Step 10: Make Predictions with Confidence

def predict_impact(arxiv_id, model_path='oracle_model_v1.pkl'):
    # Load model
    model = joblib.load(model_path)

    # Get features
    features = extract_features_for_new_paper(arxiv_id)

    # Prepare for prediction
    X = pd.DataFrame([features])[feature_columns]
    X[bool_columns] = X[bool_columns].astype(int)

    # Predict
    prediction = model.predict(X)[0]

    # Calculate confidence (based on feature strength)
    confidence = calculate_confidence(features, prediction)

    # Estimate percentile
    percentile = estimate_percentile(prediction)

    return {
        'arxiv_id': arxiv_id,
        'predicted_citations_3yr': int(prediction),
        'predicted_citations_1yr': int(prediction * 0.3),  # rough estimate
        'predicted_citations_5yr': int(prediction * 1.8),  # rough estimate
        'confidence': confidence,
        'percentile': percentile,
        'features': features
    }

Day 5: Deploy as API

Step 11: Simple Flask API

from flask import Flask, request, jsonify
import joblib
import pandas as pd

app = Flask(__name__)

# Load model at startup
model = joblib.load('oracle_model_v1.pkl')

@app.route('/predict', methods=['POST'])
def predict():
    try:
        # Get paper ID
        arxiv_id = request.json['arxiv_id']

        # Extract features
        features = extract_features_for_new_paper(arxiv_id)

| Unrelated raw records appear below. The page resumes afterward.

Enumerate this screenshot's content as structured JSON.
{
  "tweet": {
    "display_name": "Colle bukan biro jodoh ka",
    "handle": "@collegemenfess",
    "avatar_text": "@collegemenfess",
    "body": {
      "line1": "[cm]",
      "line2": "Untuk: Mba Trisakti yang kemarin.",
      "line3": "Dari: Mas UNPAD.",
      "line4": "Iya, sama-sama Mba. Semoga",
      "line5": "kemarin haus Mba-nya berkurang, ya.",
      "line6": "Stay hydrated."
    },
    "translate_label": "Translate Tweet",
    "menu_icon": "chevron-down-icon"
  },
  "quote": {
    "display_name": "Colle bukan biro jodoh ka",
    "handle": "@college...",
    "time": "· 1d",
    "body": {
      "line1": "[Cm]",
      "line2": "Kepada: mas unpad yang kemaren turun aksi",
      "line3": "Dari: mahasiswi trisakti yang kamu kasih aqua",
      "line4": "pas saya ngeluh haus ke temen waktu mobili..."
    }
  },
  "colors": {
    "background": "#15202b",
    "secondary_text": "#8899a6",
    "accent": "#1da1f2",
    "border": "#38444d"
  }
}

        # Prepare for prediction
        X = pd.DataFrame([features])[feature_columns]
        X[bool_columns] = X[bool_columns].astype(int)

        # Predict
        prediction = model.predict(X)[0]

        # Calculate extras
        confidence = min(0.85, max(0.5, prediction / 100))  # Simple confidence
        percentile = calculate_percentile(prediction)

        return jsonify({
            'success': True,
            'prediction': {
                'citations_1yr': int(prediction * 0.3),
                'citations_3yr': int(prediction),
                'citations_5yr': int(prediction * 1.8),
                'confidence': float(confidence),
                'percentile': int(percentile)
            },
            'features_used': features
        })

    except Exception as e:
        return jsonify({
            'success': False,
            'error': str(e)
        }), 400

if __name__ == '__main__':
    app.run(debug=True, port=5000)

Step 12: Deploy to Production

# requirements.txt
flask==2.0.1
pandas==1.3.3
numpy==1.23.0
scikit-learn==0.24.2
joblib==1.0.1
requests==2.26.0
gunicorn==20.1.0

# Procfile (for Heroku)
web: gunicorn app:app

# Deploy
git init
git add .
git commit -m "Oracle API v1"
heroku create ai-research-oracle-api
git push heroku main

Advanced Improvements

Better Features

# Network features
'coauthor_network_size': count_unique_coauthors(author),
'author_recent_papers': count_papers_last_2_years(author),
'author_citation_velocity': author_citations_per_year,

# Topic features
'topic_papers_last_year': count_papers_in_topic(keywords),
'topic_growth_rate': calculate_topic_growth(keywords),
'keywords_trending_score': get_trending_score(keywords),

# Timing features
'published_day_of_week': paper.published_date.weekday(),
'published_near_conference': days_to_nearest_conference(date),
'competition_same_week': count_similar_papers_same_week(),

Ensemble Approach

# Train multiple models
models = {
    'rf': RandomForestRegressor(),
    'xgb': XGBRegressor(),
    'nn': build_neural_network()
}

# Weighted predictions
weights = {'rf': 0.4, 'xgb': 0.4, 'nn': 0.2}
final_prediction = sum(
    models[name].predict(X) * weight 
    for name, weight in weights.items()
)

Confidence Calibration

def calculate_confidence(features, prediction):
    # Base confidence on feature quality
    confidence = 0.5

    # Strong author signal
    if features['max_h_index'] > 30:
        confidence += 0.1

    # Strong social signal
    if features['twitter_mentions_7d'] > 20:
        confidence += 0.1

    # Has code implementation
    if features['has_code']:
        confidence += 0.05

    # Novel claims with evidence
    if features['claims_novel'] and features['has_code']:
        confidence += 0.1

    # Cap confidence
    return min(0.9, confidence)

Testing Your Oracle

Backtest on 2022 Papers

# Get 2022 papers
test_papers = collect_historical_papers(
    datetime(2022, 1, 1),
    datetime(2022, 12, 31)
)

# Make predictions
predictions = []
for _, paper in test_papers.iterrows():
    pred = predict_impact(paper['arxiv_id'])
    predictions.append(pred)

# Wait for actual citations (or check now for 2022)
# Calculate accuracy metrics

A/B Test Content

# Version A: Just prediction
"This paper will get 156 citations"

# Version B: With confidence  
"This paper will get 156 citations (78% confidence)"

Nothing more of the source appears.